Le PAME est lié à une boîte à outils en ligne de ressources, de soutien à la formation et de conseils techniques visant à aider les gouvernements et autres parties prenantes à conserver et gérer efficacement les espèces sauvages autochtones et à s’assurer que ces espèces et leurs produits dérivés soient utilisés de manière durable, légale et équitable.

Contexte

La biodiversité est en déclin sur l’ensemble de la planète. Le Rapport d’évaluation mondiale 2019 de l’IPBES sur la biodiversité et les services écosystémiques a révélé que les populations d’espèces de vertébrés ont diminué en moyenne de 68% depuis 1970, que 75% de la surface terrestre de la planète est considérablement altérée et que 66% des océans sont dégradés. À l’échelle mondiale, plus d’un tiers des zones humides continentales ont diminué entre 1970 et 2015, un taux trois fois supérieur à celui de la perte de forêts. Environ 25% de toutes les espèces évaluées sur la Liste rouge de l’UICN sont menacées, ce qui suggère qu’environ 1 million d’espèces pourraient déjà être menacées d’extinction. Le taux mondial d’extinction des espèces est déjà jusqu’à 100 fois plus élevé que le taux moyen observé au cours des 10 derniers millions d’années, ce qui suggère que nous sommes confrontés à une « sixième extinction de masse ». Une action urgente est essentielle pour réduire les facteurs de perte de biodiversité et restaurer les populations d’espèces et les écosystèmes.

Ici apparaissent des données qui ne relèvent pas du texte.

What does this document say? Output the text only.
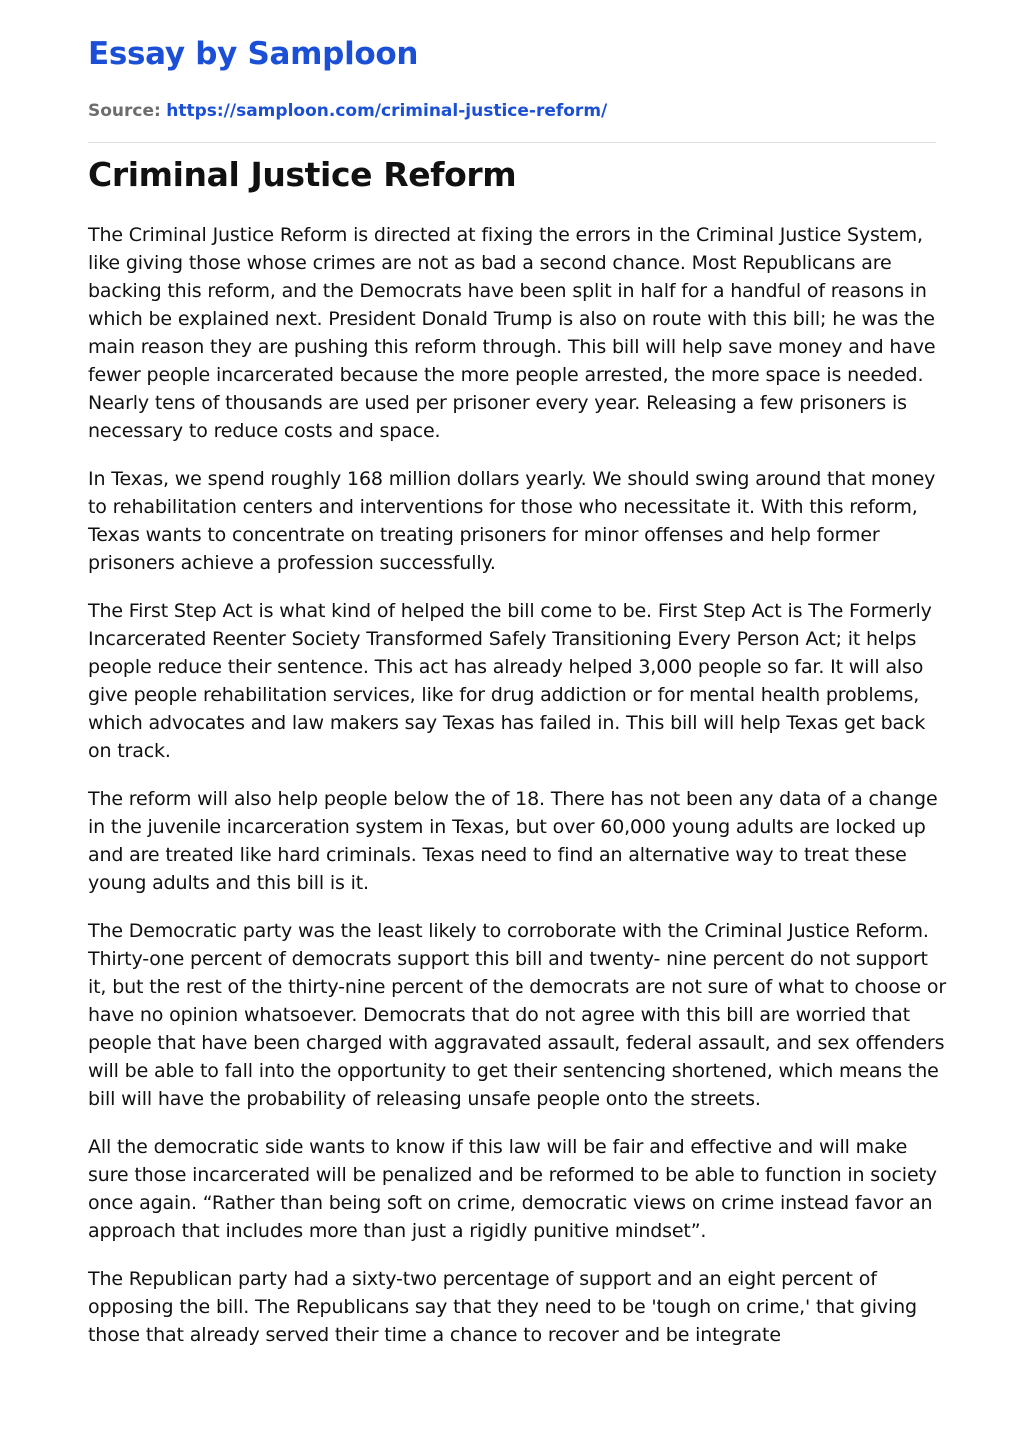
Essay by Samploon
Source: https://samploon.com/criminal-justice-reform/
Criminal Justice Reform

The Criminal Justice Reform is directed at fixing the errors in the Criminal Justice System, like giving those whose crimes are not as bad a second chance. Most Republicans are backing this reform, and the Democrats have been split in half for a handful of reasons in which be explained next. President Donald Trump is also on route with this bill; he was the main reason they are pushing this reform through. This bill will help save money and have fewer people incarcerated because the more people arrested, the more space is needed. Nearly tens of thousands are used per prisoner every year. Releasing a few prisoners is necessary to reduce costs and space.

In Texas, we spend roughly 168 million dollars yearly. We should swing around that money to rehabilitation centers and interventions for those who necessitate it. With this reform, Texas wants to concentrate on treating prisoners for minor offenses and help former prisoners achieve a profession successfully.

The First Step Act is what kind of helped the bill come to be. First Step Act is The Formerly Incarcerated Reenter Society Transformed Safely Transitioning Every Person Act; it helps people reduce their sentence. This act has already helped 3,000 people so far. It will also give people rehabilitation services, like for drug addiction or for mental health problems, which advocates and law makers say Texas has failed in. This bill will help Texas get back on track.

The reform will also help people below the of 18. There has not been any data of a change in the juvenile incarceration system in Texas, but over 60,000 young adults are locked up and are treated like hard criminals. Texas need to find an alternative way to treat these young adults and this bill is it.

The Democratic party was the least likely to corroborate with the Criminal Justice Reform. Thirty-one percent of democrats support this bill and twenty- nine percent do not support it, but the rest of the thirty-nine percent of the democrats are not sure of what to choose or have no opinion whatsoever. Democrats that do not agree with this bill are worried that people that have been charged with aggravated assault, federal assault, and sex offenders will be able to fall into the opportunity to get their sentencing shortened, which means the bill will have the probability of releasing unsafe people onto the streets.

All the democratic side wants to know if this law will be fair and effective and will make sure those incarcerated will be penalized and be reformed to be able to function in society once again. “Rather than being soft on crime, democratic views on crime instead favor an approach that includes more than just a rigidly punitive mindset”.

The Republican party had a sixty-two percentage of support and an eight percent of opposing the bill. The Republicans say that they need to be 'tough on crime,' that giving those that already served their time a chance to recover and be integrate
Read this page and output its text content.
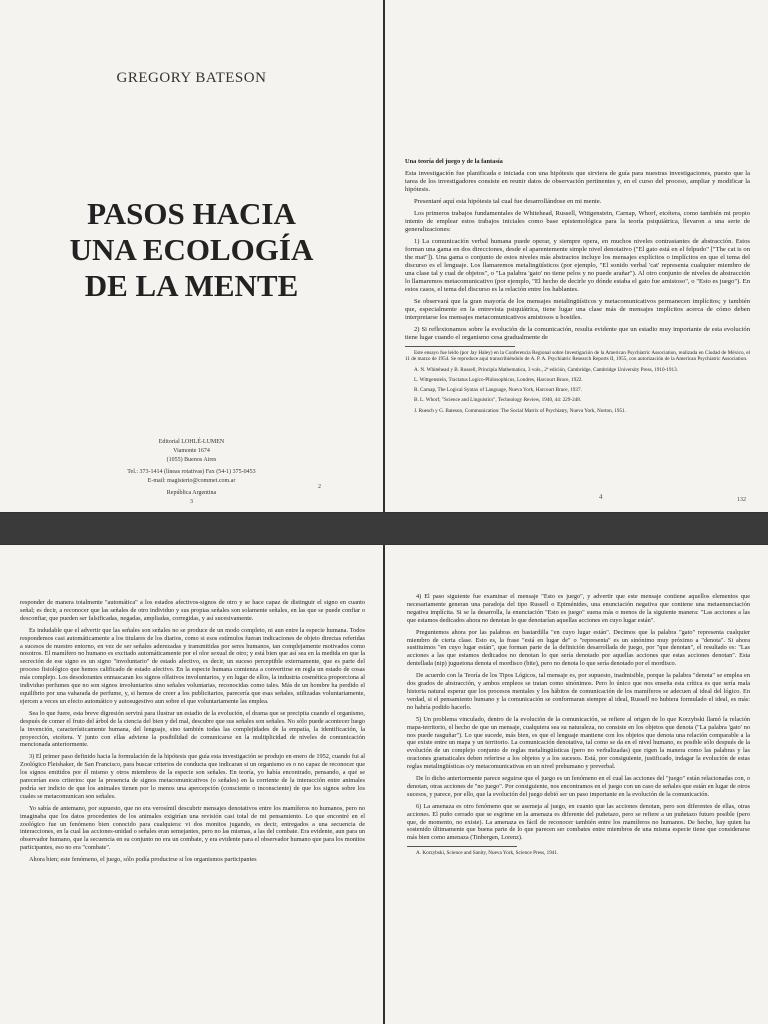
GREGORY BATESON
PASOS HACIA
UNA ECOLOGÍA
DE LA MENTE
Editorial LOHLÉ-LUMEN
Viamonte 1674
(1055) Buenos Aires
Tel.: 373-1414 (líneas rotativas) Fax (54-1) 375-0453
E-mail: magisterio@commet.com.ar
República Argentina
3
2

Una teoría del juego y de la fantasía

Esta investigación fue planificada e iniciada con una hipótesis que sirviera de guía para nuestras investigaciones, puesto que la tarea de los investigadores consiste en reunir datos de observación pertinentes y, en el curso del proceso, ampliar y modificar la hipótesis.

Presentaré aquí esta hipótesis tal cual fue desarrollándose en mi mente.

Los primeros trabajos fundamentales de Whitehead, Russell, Wittgenstein, Carnap, Whorf, etcétera, como también mi propio intento de emplear estos trabajos iniciales como base epistemológica para la teoría psiquiátrica, llevaron a una serie de generalizaciones:

1) La comunicación verbal humana puede operar, y siempre opera, en muchos niveles contrastantes de abstracción. Estos forman una gama en dos direcciones, desde el aparentemente simple nivel denotativo ("El gato está en el felpudo" ["The cat is on the mat"]). Una gama o conjunto de estos niveles más abstractos incluye los mensajes explícitos o implícitos en que el tema del discurso es el lenguaje. Los llamaremos metalingüísticos (por ejemplo, "El sonido verbal 'cat' representa cualquier miembro de una clase tal y cual de objetos", o "La palabra 'gato' no tiene pelos y no puede arañar"). Al otro conjunto de niveles de abstracción lo llamaremos metacomunicativo (por ejemplo, "El hecho de decirle yo dónde estaba el gato fue amistoso", o "Esto es juego"). En estos casos, el tema del discurso es la relación entre los hablantes.

Se observará que la gran mayoría de los mensajes metalingüísticos y metacomunicativos permanecen implícitos; y también que, especialmente en la entrevista psiquiátrica, tiene lugar una clase más de mensajes implícitos acerca de cómo deben interpretarse los mensajes metacomunicativos amistosos u hostiles.

2) Si reflexionamos sobre la evolución de la comunicación, resulta evidente que un estadio muy importante de esta evolución tiene lugar cuando el organismo cesa gradualmente de

Este ensayo fue leído (por Jay Haley) en la Conferencia Regional sobre Investigación de la American Psychiatric Association, realizada en Ciudad de México, el 11 de marzo de 1954. Se reproduce aquí transcribiéndolo de A. P. A. Psychiatric Research Reports II, 1955, con autorización de la American Psychiatric Association.

A. N. Whitehead y B. Russell, Principia Mathematica, 3 vols., 2ª edición, Cambridge, Cambridge University Press, 1910-1913.

L. Wittgenstein, Tractatus Logico-Philosophicus, Londres, Harcourt Brace, 1922.

R. Carnap, The Logical Syntax of Language, Nueva York, Harcourt Brace, 1937.

B. L. Whorf, "Science and Linguistics", Technology Review, 1940, 44: 229-248.

J. Ruesch y G. Bateson, Communication: The Social Matrix of Psychiatry, Nueva York, Norton, 1951.

4	132

responder de manera totalmente "automática" a los estados afectivos-signos de otro y se hace capaz de distinguir el signo en cuanto señal; es decir, a reconocer que las señales de otro individuo y sus propias señales son solamente señales, en las que se puede confiar o desconfiar, que pueden ser falsificadas, negadas, ampliadas, corregidas, y así sucesivamente.

Es indudable que el advertir que las señales son señales no se produce de un modo completo, ni aun entre la especie humana. Todos respondemos casi automáticamente a los titulares de los diarios, como si esos estímulos fueran indicaciones de objeto directas referidas a sucesos de nuestro entorno, en vez de ser señales aderezadas y transmitidas por seres humanos, tan complejamente motivados como nosotros. El mamífero no humano es excitado automáticamente por el olor sexual de otro; y está bien que así sea en la medida en que la secreción de ese signo es un signo "involuntario" de estado afectivo, es decir, un suceso perceptible externamente, que es parte del proceso fisiológico que hemos calificado de estado afectivo. En la especie humana comienza a convertirse en regla un estado de cosas más complejo. Los desodorantes enmascaran los signos olfativos involuntarios, y en lugar de ellos, la industria cosmética proporciona al individuo perfumes que no son signos involuntarios sino señales voluntarias, reconocidas como tales. Más de un hombre ha perdido el equilibrio por una vaharada de perfume, y, si hemos de creer a los publicitarios, parecería que esas señales, utilizadas voluntariamente, ejercen a veces un efecto automático y autosugestivo aun sobre el que voluntariamente las emplea.

Sea lo que fuere, esta breve digresión servirá para ilustrar un estadio de la evolución, el drama que se precipita cuando el organismo, después de comer el fruto del árbol de la ciencia del bien y del mal, descubre que sus señales son señales. No sólo puede acontecer luego la invención, característicamente humana, del lenguaje, sino también todas las complejidades de la empatía, la identificación, la proyección, etcétera. Y junto con ellas adviene la posibilidad de comunicarse en la multiplicidad de niveles de comunicación mencionada anteriormente.

3) El primer paso definido hacia la formulación de la hipótesis que guía esta investigación se produjo en enero de 1952, cuando fui al Zoológico Fleishaker, de San Francisco, para buscar criterios de conducta que indicaran si un organismo es o no capaz de reconocer que los signos emitidos por él mismo y otros miembros de la especie son señales. En teoría, yo había encontrado, pensando, a qué se parecerían esos criterios: que la presencia de signos metacomunicativos (o señales) en la corriente de la interacción entre animales podría ser indicio de que los animales tienen por lo menos una apercepción (consciente o inconsciente) de que los signos sobre los cuales se metacomunican son señales.

Yo sabía de antemano, por supuesto, que no era verosímil descubrir mensajes denotativos entre los mamíferos no humanos, pero no imaginaba que los datos procedentes de los animales exigirían una revisión casi total de mi pensamiento. Lo que encontré en el zoológico fue un fenómeno bien conocido para cualquiera: vi dos monitos jugando, es decir, entregados a una secuencia de interacciones, en la cual las acciones-unidad o señales eran semejantes, pero no las mismas, a las del combate. Era evidente, aun para un observador humano, que la secuencia en su conjunto no era un combate, y era evidente para el observador humano que para los monitos participantes, eso no era "combate".

Ahora bien; este fenómeno, el juego, sólo podía producirse si los organismos participantes

4) El paso siguiente fue examinar el mensaje "Esto es juego", y advertir que este mensaje contiene aquellos elementos que necesariamente generan una paradoja del tipo Russell o Epiménides, una enunciación negativa que contiene una metaenunciación negativa implícita. Si se la desarrolla, la enunciación "Esto es juego" suena más o menos de la siguiente manera: "Las acciones a las que estamos dedicados ahora no denotan lo que denotarían aquellas acciones en cuyo lugar están".

Preguntemos ahora por las palabras en bastardilla "en cuyo lugar están". Decimos que la palabra "gato" representa cualquier miembro de cierta clase. Esto es, la frase "está en lugar de" o "representa" es un sinónimo muy próximo a "denota". Si ahora sustituimos "en cuyo lugar están", que forman parte de la definición desarrollada de juego, por "que denotan", el resultado es: "Las acciones a las que estamos dedicados no denotan lo que sería denotado por aquellas acciones que estas acciones denotan". Esta dentellada (nip) juguetona denota el mordisco (bite), pero no denota lo que sería denotado por el mordisco.

De acuerdo con la Teoría de los Tipos Lógicos, tal mensaje es, por supuesto, inadmisible, porque la palabra "denota" se emplea en dos grados de abstracción, y ambos empleos se tratan como sinónimos. Pero lo único que nos enseña esta crítica es que sería mala historia natural esperar que los procesos mentales y los hábitos de comunicación de los mamíferos se adecuen al ideal del lógico. En verdad, si el pensamiento humano y la comunicación se conformaran siempre al ideal, Russell no hubiera formulado el ideal, es más: no habría podido hacerlo.

5) Un problema vinculado, dentro de la evolución de la comunicación, se refiere al origen de lo que Korzybski llamó la relación mapa-territorio, el hecho de que un mensaje, cualquiera sea su naturaleza, no consiste en los objetos que denota ("La palabra 'gato' no nos puede rasguñar"). Lo que sucede, más bien, es que el lenguaje mantiene con los objetos que denota una relación comparable a la que existe entre un mapa y un territorio. La comunicación denotativa, tal como se da en el nivel humano, es posible sólo después de la evolución de un complejo conjunto de reglas metalingüísticas (pero no verbalizadas) que rigen la manera como las palabras y las oraciones gramaticales deben referirse a los objetos y a los sucesos. Está, por consiguiente, justificado, indagar la evolución de estas reglas metalingüísticas o/y metacomunicativas en un nivel prehumano y preverbal.

De lo dicho anteriormente parece seguirse que el juego es un fenómeno en el cual las acciones del "juego" están relacionadas con, o denotan, otras acciones de "no juego". Por consiguiente, nos encontramos en el juego con un caso de señales que están en lugar de otros sucesos, y parece, por ello, que la evolución del juego debió ser un paso importante en la evolución de la comunicación.

6) La amenaza es otro fenómeno que se asemeja al juego, en cuanto que las acciones denotan, pero son diferentes de ellas, otras acciones. El puño cerrado que se esgrime en la amenaza es diferente del puñetazo, pero se refiere a un puñetazo futuro posible (pero que, de momento, no existe). La amenaza es fácil de reconocer también entre los mamíferos no humanos. De hecho, hay quien ha sostenido últimamente que buena parte de lo que parecen ser combates entre miembros de una misma especie tiene que considerarse más bien como amenaza (Tinbergen, Lorenz).

A. Korzybski, Science and Sanity, Nueva York, Science Press, 1941.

Les trois crises interdépendantes de la perte de biodiversité, des changements climatiques et des maladies zoonotiques émergentes ont des conséquences profondes sur tous les aspects de la santé humaine, de la sécurité alimentaire et hydrique et de l’économie. Compte tenu du rôle crucial que jouent les espèces dans les moyens d’existence et les économies des populations du monde entier, ainsi que pour les services écosystémiques sur lesquels ils reposent, il est essentiel de maintenir des populations d’espèces en bonne santé et de veiller à ce que les avantages qui en découlent soient gérés de manière équitable et durable pour atteindre les Objectifs de développement durable (ODD).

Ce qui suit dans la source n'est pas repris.